Le vrai visage de la Chine

Depuis 1966, Mao Zedong a lancé sa Révolution culturelle. Mais peu à peu, le pays sombre dans le chaos et la guerre civile. En lisant la presse chinoise, Pierre Ryckmans comprend que les populations sont terrorisées, affamées, massacrées. C’est aussi ce dont témoignent les migrants chinois qui arrivent vivants à Hong Kong. Tout cela est très loin de l’image idyllique que l’Europe a alors du maoïsme.

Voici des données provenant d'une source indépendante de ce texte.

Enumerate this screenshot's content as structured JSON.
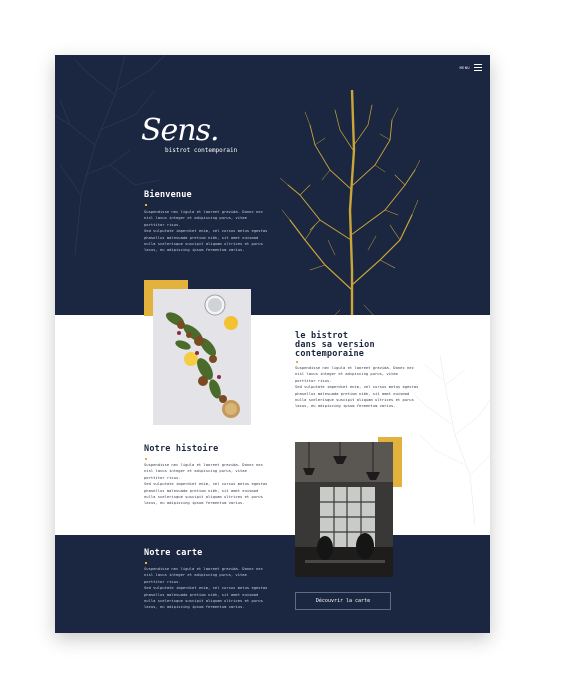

Pierre Ryckmans décide donc de rassembler documents et témoignages dans un livre qui décrit le vrai visage de la Chine : «Les Habits neufs du président Mao. Il y explique que la Révolution culturelle n’est ni culturelle ni prolétarienne. C’est un coup politique de Mao pour s’assurer un pouvoir absolu en éliminant tous ceux qu’il considère comme des «contre-révolutionnaires».

Les images de Tian’anmen

«Les Habits neufs du président Mao» est publié à Paris en 1971. C’est le premier ouvrage à informer sur la Chine de Mao, deux ans avant que Soljenitsyne dénonce l’URSS dans «L’Archipel du goulag». À l’époque, ces pamphlets sont accueillis avec condescendance par l’intelligentsia parisienne, où il est de bon ton d’être communiste et singulièrement maoïste. Le livre du Belge est raillé. On l’accuse de propager des mensonges fabriqués par la CIA.

Ryckmans s’y attendait… C’est pour cette raison qu’il s’est choisi un pseudo. Également pour ne pas nuire aux fragiles relations belgo-chinoises. D’autant qu’en 1972, il est nommé attaché culturel à l’ambassade belge de Pékin, aux côtés de Patrick Nothomb – le papa de la petite Amélie. Mais la vie en Chine communiste lui est rapidement insupportable. Il décide alors de s’installer en Australie, d’où il poursuivra son activité de sinologue, jusqu’à son décès en 2014.

Il faudra attendre 1989 et les massacres de la place Tien’anmen pour que le monde commence à comprendre que Pierre Ryckmans avait raison. À propos de Tian’anmen, il dira : «Rien de neuf dans cette révolution sanglante. Sauf qu’il y avait des caméras pour que le monde la voie.»